The Last Days of California by Mary Miller
I have honestly never related so much to a narrator in a book. Jess is a fifteen-year-old girl from Alabama who is travelling across the country with her family so that they can experience an impending apocalypse in California—at least, there will be a day of reckoning according to the leader of the church they are a part of. None of these things describe my life—I am not fifteen, I am not from Alabama, I am not on a road trip, I am not part of a religion that regularly predicts the end of the world—but Jess’s first-person narration is so spot-on to how I felt as a teen, to how I still often feel now, that I was mesmerized by her thoughts for the entire book. I cannot recommend this book enough, and at about 200 pages in length, it’s a very quick read to get through. Mary Miller has captured something genius, beautiful, and real about being a teenage girl, especially when you feel like you are the one that is always slightly out of place and off of center..
Pachinko is an epic, and I loved it. It broke my heart, but I loved it. I think I loved it so much because of the fact that Min Jin Lee took twenty years to write it and poured so much of her life into it—you can’t help but be inspired by her story of dedication to this one idea that lit a creative fire in her.
The novel follows almost five generations of a family of Koreans who immigrate to Japan. Most of the story revolves around Sunja—her parents, her accidental pregnancy, her children—and I thought Lee did a brilliant job of following the adage to create characters that feel real. Sunja makes mistakes, loves a man she shouldn’t, desires things she shouldn’t, loves her children fiercely, doubts everything. I think it would be too complicated to go into a more detailed summary, as it is simply a huge book and worth discovering on your own, so I’ll leave it at that.

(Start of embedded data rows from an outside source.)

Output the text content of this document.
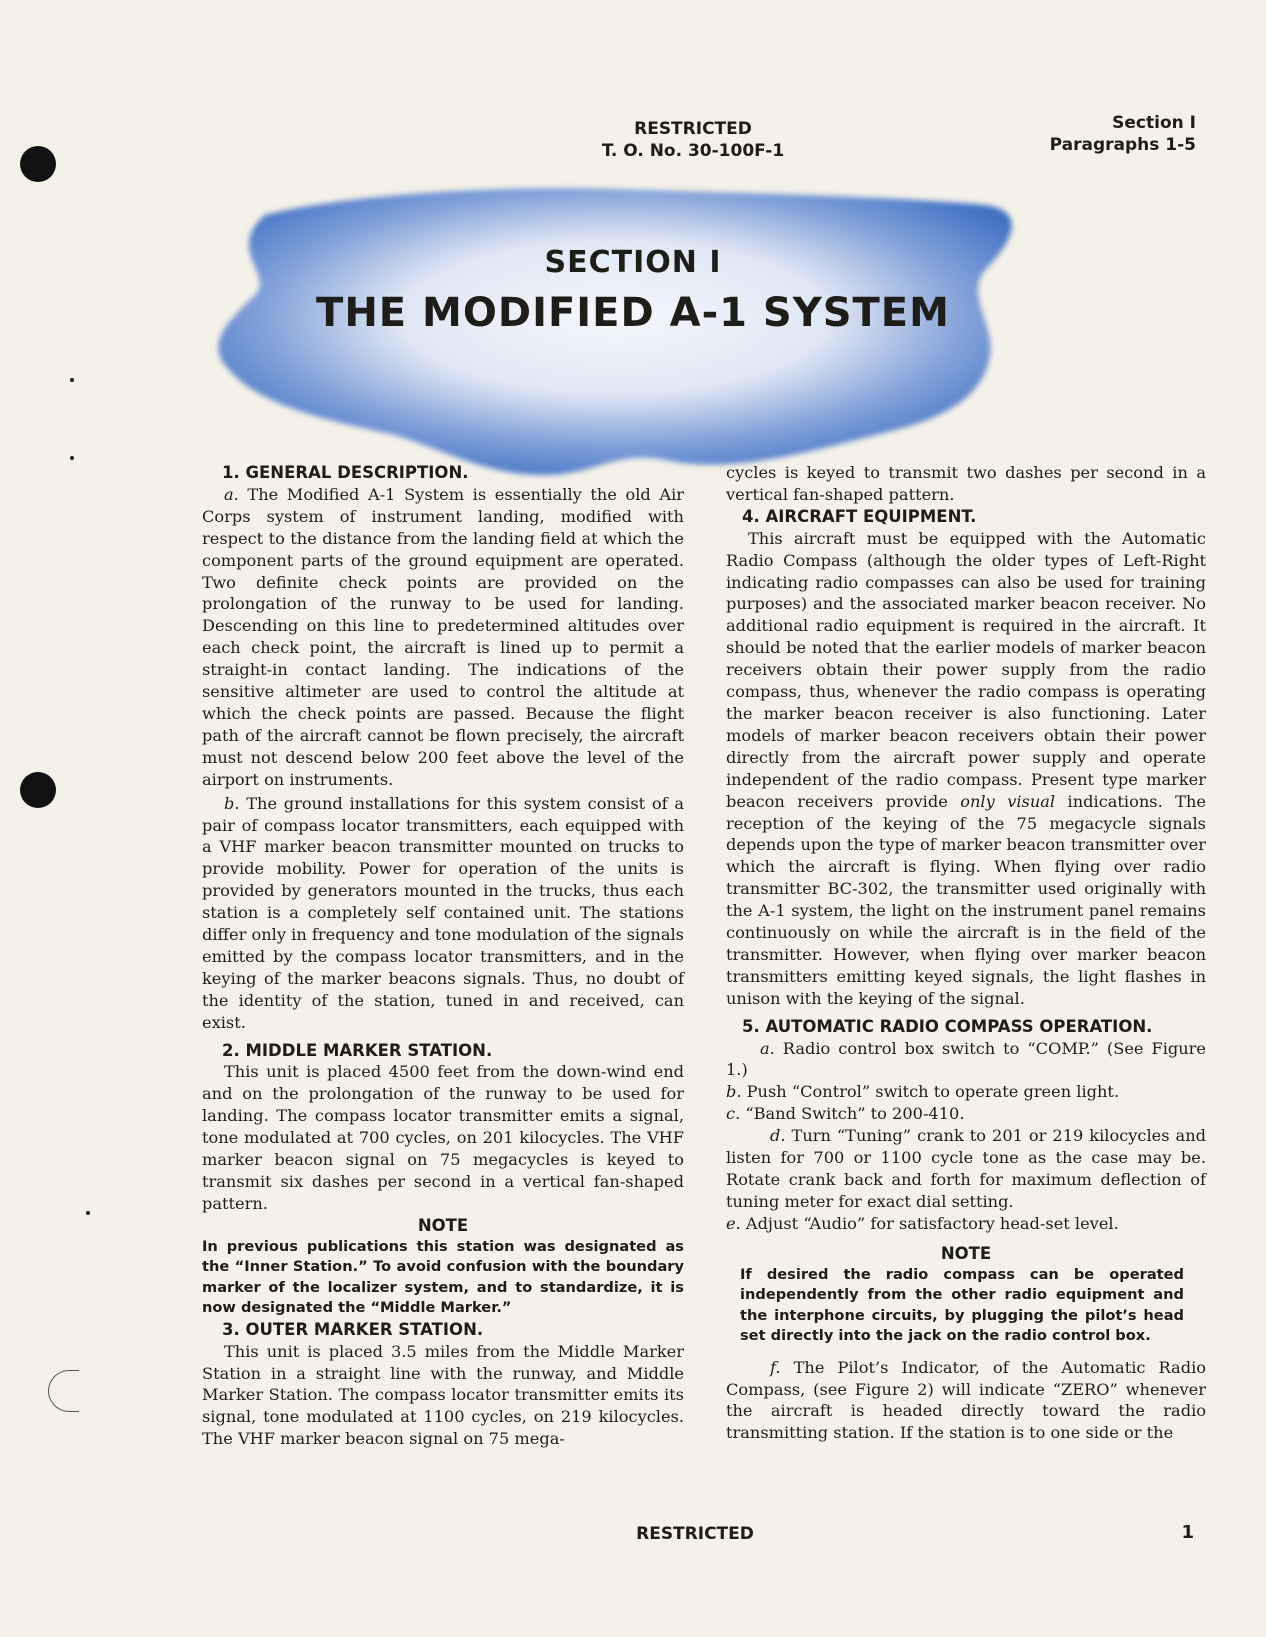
RESTRICTED
T. O. No. 30-100F-1
Section I
Paragraphs 1-5
SECTION I
THE MODIFIED A-1 SYSTEM

1. GENERAL DESCRIPTION.

a. The Modified A-1 System is essentially the old Air Corps system of instrument landing, modified with respect to the distance from the landing field at which the component parts of the ground equipment are operated. Two definite check points are provided on the prolongation of the runway to be used for landing. Descending on this line to predetermined altitudes over each check point, the aircraft is lined up to permit a straight-in contact landing. The indications of the sensitive altimeter are used to control the altitude at which the check points are passed. Because the flight path of the aircraft cannot be flown precisely, the aircraft must not descend below 200 feet above the level of the airport on instruments.

b. The ground installations for this system consist of a pair of compass locator transmitters, each equipped with a VHF marker beacon transmitter mounted on trucks to provide mobility. Power for operation of the units is provided by generators mounted in the trucks, thus each station is a completely self contained unit. The stations differ only in frequency and tone modulation of the signals emitted by the compass locator transmitters, and in the keying of the marker beacons signals. Thus, no doubt of the identity of the station, tuned in and received, can exist.

2. MIDDLE MARKER STATION.

This unit is placed 4500 feet from the down-wind end and on the prolongation of the runway to be used for landing. The compass locator transmitter emits a signal, tone modulated at 700 cycles, on 201 kilocycles. The VHF marker beacon signal on 75 megacycles is keyed to transmit six dashes per second in a vertical fan-shaped pattern.

NOTE

In previous publications this station was designated as the “Inner Station.” To avoid confusion with the boundary marker of the localizer system, and to standardize, it is now designated the “Middle Marker.”

3. OUTER MARKER STATION.

This unit is placed 3.5 miles from the Middle Marker Station in a straight line with the runway, and Middle Marker Station. The compass locator transmitter emits its signal, tone modulated at 1100 cycles, on 219 kilocycles. The VHF marker beacon signal on 75 mega-

cycles is keyed to transmit two dashes per second in a vertical fan-shaped pattern.

4. AIRCRAFT EQUIPMENT.

This aircraft must be equipped with the Automatic Radio Compass (although the older types of Left-Right indicating radio compasses can also be used for training purposes) and the associated marker beacon receiver. No additional radio equipment is required in the aircraft. It should be noted that the earlier models of marker beacon receivers obtain their power supply from the radio compass, thus, whenever the radio compass is operating the marker beacon receiver is also functioning. Later models of marker beacon receivers obtain their power directly from the aircraft power supply and operate independent of the radio compass. Present type marker beacon receivers provide only visual indications. The reception of the keying of the 75 megacycle signals depends upon the type of marker beacon transmitter over which the aircraft is flying. When flying over radio transmitter BC-302, the transmitter used originally with the A-1 system, the light on the instrument panel remains continuously on while the aircraft is in the field of the transmitter. However, when flying over marker beacon transmitters emitting keyed signals, the light flashes in unison with the keying of the signal.

5. AUTOMATIC RADIO COMPASS OPERATION.

a. Radio control box switch to “COMP.” (See Figure 1.)

b. Push “Control” switch to operate green light.

c. “Band Switch” to 200-410.

d. Turn “Tuning” crank to 201 or 219 kilocycles and listen for 700 or 1100 cycle tone as the case may be. Rotate crank back and forth for maximum deflection of tuning meter for exact dial setting.

e. Adjust “Audio” for satisfactory head-set level.

NOTE

If desired the radio compass can be operated independently from the other radio equipment and the interphone circuits, by plugging the pilot’s head set directly into the jack on the radio control box.

f. The Pilot’s Indicator, of the Automatic Radio Compass, (see Figure 2) will indicate “ZERO” whenever the aircraft is headed directly toward the radio transmitting station. If the station is to one side or the

RESTRICTED	1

I can’t say I was always a huge fan of Lee’s prose style; it felt a bit stilted at times to me, but that almost seems to fit with this grand, mythic thing she has created. I was devastated by many of the events that happened near the end of the book, and I’m not sure I would really call it a hopeful ending, but it was a genuinely awe-inspiring experience to be able to read this book. If nothing else, read it to learn about the experience of immigrants who, as the narrator states in the first sentence, have been forgotten by history.